Personal information
- Born: February 19, 1990 (age 35) San Bernardino, California, U.S.
- Height: 5 ft 11 in (1.80 m)
- Weight: 200 lb (91 kg)

Career information
- High school: Rialto (CA) Carter
- College: Nevada
- NFL draft: 2013: 6th round, 202nd overall pick

Career history
- Tennessee Titans (2013–2014); Montreal Alouettes (2016); Hamilton Tiger-Cats (2017); Toronto Argonauts (2017); Massachusetts Pirates (2018); Atlantic City Blackjacks (2019)*; Massachusetts Pirates (2019–2022);
- * Offseason and/or practice squad member only

Awards and highlights
- United Bowl champion (2021);
- Stats at Pro Football Reference
- Stats at CFL.ca

= Khalid Wooten =

American gridiron football player (born 1990)
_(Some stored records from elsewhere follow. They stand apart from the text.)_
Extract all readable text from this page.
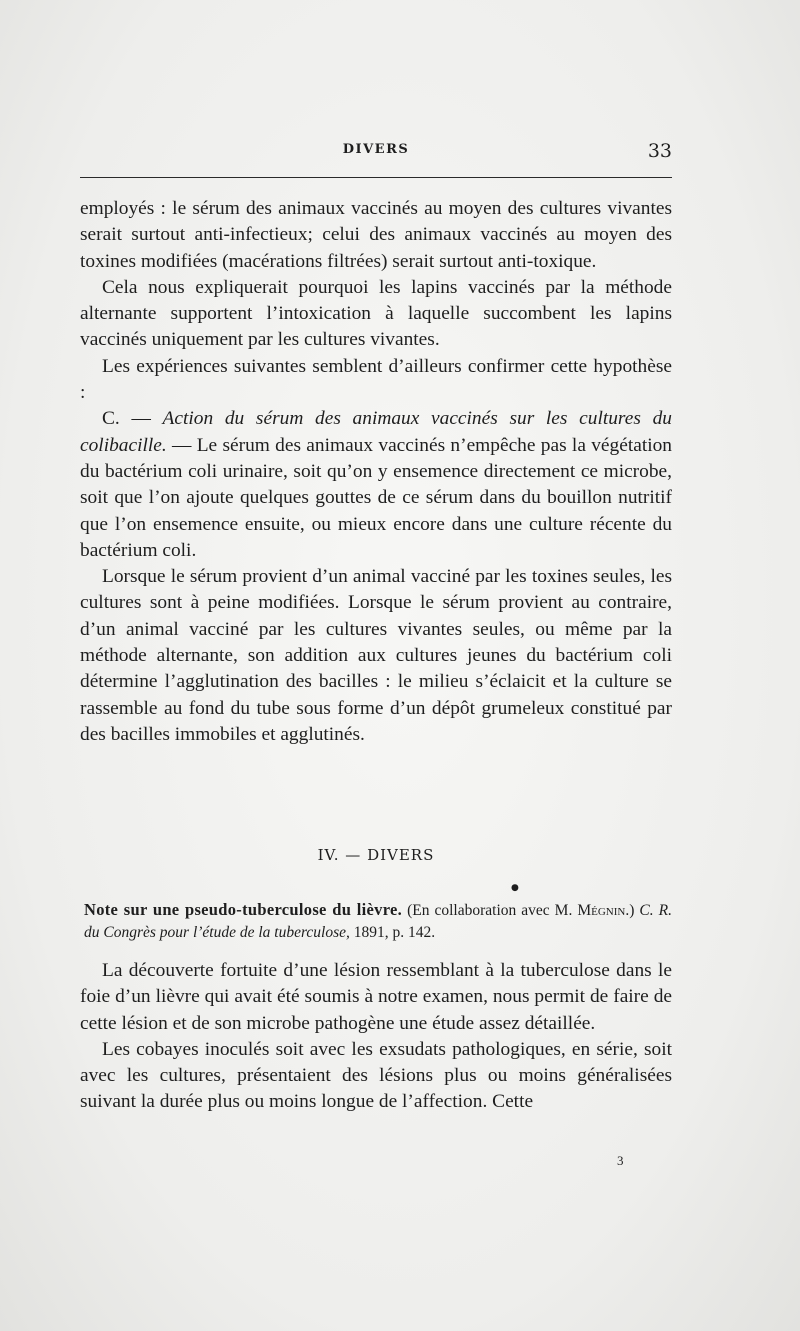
DIVERS	33

employés : le sérum des animaux vaccinés au moyen des cultures vivantes serait surtout anti-infectieux; celui des animaux vaccinés au moyen des toxines modifiées (macérations filtrées) serait surtout anti-toxique.

Cela nous expliquerait pourquoi les lapins vaccinés par la méthode alternante supportent l’intoxication à laquelle succombent les lapins vaccinés uniquement par les cultures vivantes.

Les expériences suivantes semblent d’ailleurs confirmer cette hypothèse :

C. — Action du sérum des animaux vaccinés sur les cultures du colibacille. — Le sérum des animaux vaccinés n’empêche pas la végétation du bactérium coli urinaire, soit qu’on y ensemence directement ce microbe, soit que l’on ajoute quelques gouttes de ce sérum dans du bouillon nutritif que l’on ensemence ensuite, ou mieux encore dans une culture récente du bactérium coli.

Lorsque le sérum provient d’un animal vacciné par les toxines seules, les cultures sont à peine modifiées. Lorsque le sérum provient au contraire, d’un animal vacciné par les cultures vivantes seules, ou même par la méthode alternante, son addition aux cultures jeunes du bactérium coli détermine l’agglutination des bacilles : le milieu s’éclaicit et la culture se rassemble au fond du tube sous forme d’un dépôt grumeleux constitué par des bacilles immobiles et agglutinés.

IV. — DIVERS
●
Note sur une pseudo-tuberculose du lièvre. (En collaboration avec M. Mégnin.) C. R. du Congrès pour l’étude de la tuberculose, 1891, p. 142.

La découverte fortuite d’une lésion ressemblant à la tuberculose dans le foie d’un lièvre qui avait été soumis à notre examen, nous permit de faire de cette lésion et de son microbe pathogène une étude assez détaillée.

Les cobayes inoculés soit avec les exsudats pathologiques, en série, soit avec les cultures, présentaient des lésions plus ou moins généralisées suivant la durée plus ou moins longue de l’affection. Cette

3
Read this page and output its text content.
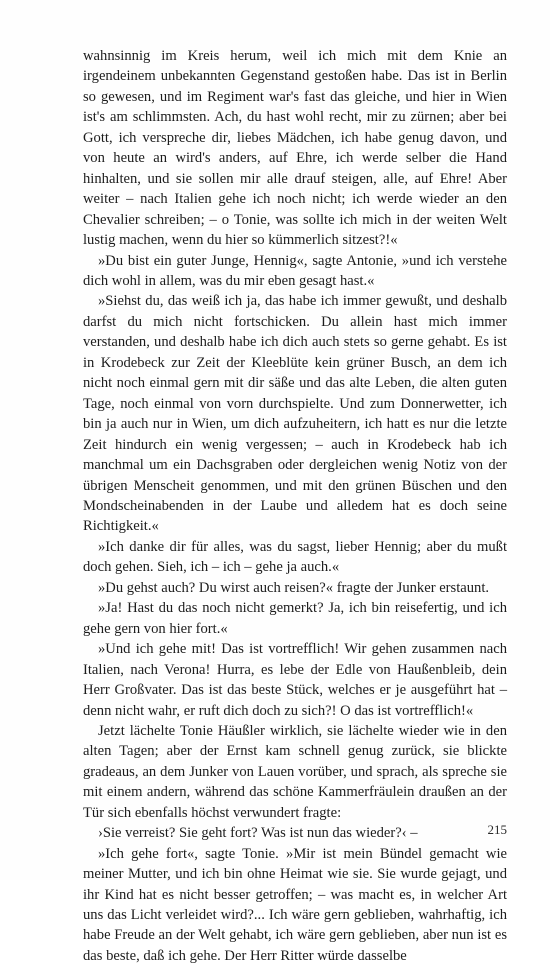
wahnsinnig im Kreis herum, weil ich mich mit dem Knie an irgendeinem unbekannten Gegenstand gestoßen habe. Das ist in Berlin so gewesen, und im Regiment war's fast das gleiche, und hier in Wien ist's am schlimmsten. Ach, du hast wohl recht, mir zu zürnen; aber bei Gott, ich verspreche dir, liebes Mädchen, ich habe genug davon, und von heute an wird's anders, auf Ehre, ich werde selber die Hand hinhalten, und sie sollen mir alle drauf steigen, alle, auf Ehre! Aber weiter – nach Italien gehe ich noch nicht; ich werde wieder an den Chevalier schreiben; – o Tonie, was sollte ich mich in der weiten Welt lustig machen, wenn du hier so kümmerlich sitzest?!«

»Du bist ein guter Junge, Hennig«, sagte Antonie, »und ich verstehe dich wohl in allem, was du mir eben gesagt hast.«

»Siehst du, das weiß ich ja, das habe ich immer gewußt, und deshalb darfst du mich nicht fortschicken. Du allein hast mich immer verstanden, und deshalb habe ich dich auch stets so gerne gehabt. Es ist in Krodebeck zur Zeit der Kleeblüte kein grüner Busch, an dem ich nicht noch einmal gern mit dir säße und das alte Leben, die alten guten Tage, noch einmal von vorn durchspielte. Und zum Donnerwetter, ich bin ja auch nur in Wien, um dich aufzuheitern, ich hatt es nur die letzte Zeit hindurch ein wenig vergessen; – auch in Krodebeck hab ich manchmal um ein Dachsgraben oder dergleichen wenig Notiz von der übrigen Menscheit genommen, und mit den grünen Büschen und den Mondscheinabenden in der Laube und alledem hat es doch seine Richtigkeit.«

»Ich danke dir für alles, was du sagst, lieber Hennig; aber du mußt doch gehen. Sieh, ich – ich – gehe ja auch.«

»Du gehst auch? Du wirst auch reisen?« fragte der Junker erstaunt.

»Ja! Hast du das noch nicht gemerkt? Ja, ich bin reisefertig, und ich gehe gern von hier fort.«

»Und ich gehe mit! Das ist vortrefflich! Wir gehen zusammen nach Italien, nach Verona! Hurra, es lebe der Edle von Haußenbleib, dein Herr Großvater. Das ist das beste Stück, welches er je ausgeführt hat – denn nicht wahr, er ruft dich doch zu sich?! O das ist vortrefflich!«

Jetzt lächelte Tonie Häußler wirklich, sie lächelte wieder wie in den alten Tagen; aber der Ernst kam schnell genug zurück, sie blickte gradeaus, an dem Junker von Lauen vorüber, und sprach, als spreche sie mit einem andern, während das schöne Kammerfräulein draußen an der Tür sich ebenfalls höchst verwundert fragte:

›Sie verreist? Sie geht fort? Was ist nun das wieder?‹ –

»Ich gehe fort«, sagte Tonie. »Mir ist mein Bündel gemacht wie meiner Mutter, und ich bin ohne Heimat wie sie. Sie wurde gejagt, und ihr Kind hat es nicht besser getroffen; – was macht es, in welcher Art uns das Licht verleidet wird?... Ich wäre gern geblieben, wahrhaftig, ich habe Freude an der Welt gehabt, ich wäre gern geblieben, aber nun ist es das beste, daß ich gehe. Der Herr Ritter würde dasselbe

215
Khalid Bilal Wooten (born February 19, 1990) is an American former professional football cornerback. He played college football at Nevada and was selected by the Tennessee Titans in the sixth round of the 2013 NFL draft.

==Early life==
He attended Carter High School in Rialto, California. He was a four-year letterman in high school. He selected as the Citrus Belt League MVP in 2007 and also was selected two-time first-team All-League team for the 2006 and 2007 seasons.

==College career==
He played college football at Nevada. He was selected to Preseason All-MW Second-team by the Phil Steele in his senior season. In, 2012, He also was selected to the Preseason All-MW Third-team by College Football Madness.

==Professional career==

===Tennessee Titans===
On April 27, 2013, he was selected in the sixth round (202 overall) by the Tennessee Titans in the 2013 NFL draft. The Titans released Wooten on August 31, 2013. He was signed to the practice squad for the Titans the following day. Tennessee waived him again on August 31, 2014.

===Montreal Alouettes===
Wooten played in two games, starting in both instances, for the Montreal Alouettes (CFL) in 2016.

=== Hamilton Tiger-Cats ===
On May 1, 2017, Wooten was traded to the Hamilton Tiger-Cats in exchange for running back Cierre Wood, defensive end Denzell Perine.

===Toronto Argonauts===
Wooten was signed to the practice roster of the Toronto Argonauts on August 22, 2017.

===Atlantic City Blackjacks===
On April 3, 2019, Wooten was assigned to the Atlantic City Blackjacks.

===Massachusetts Pirates===
Later in 2019, Wooten signed to the Massachusetts Pirates, where he played for three seasons including on the 2021 United Bowl championship team. On June 13, 2022, Wooten was released by the Pirates.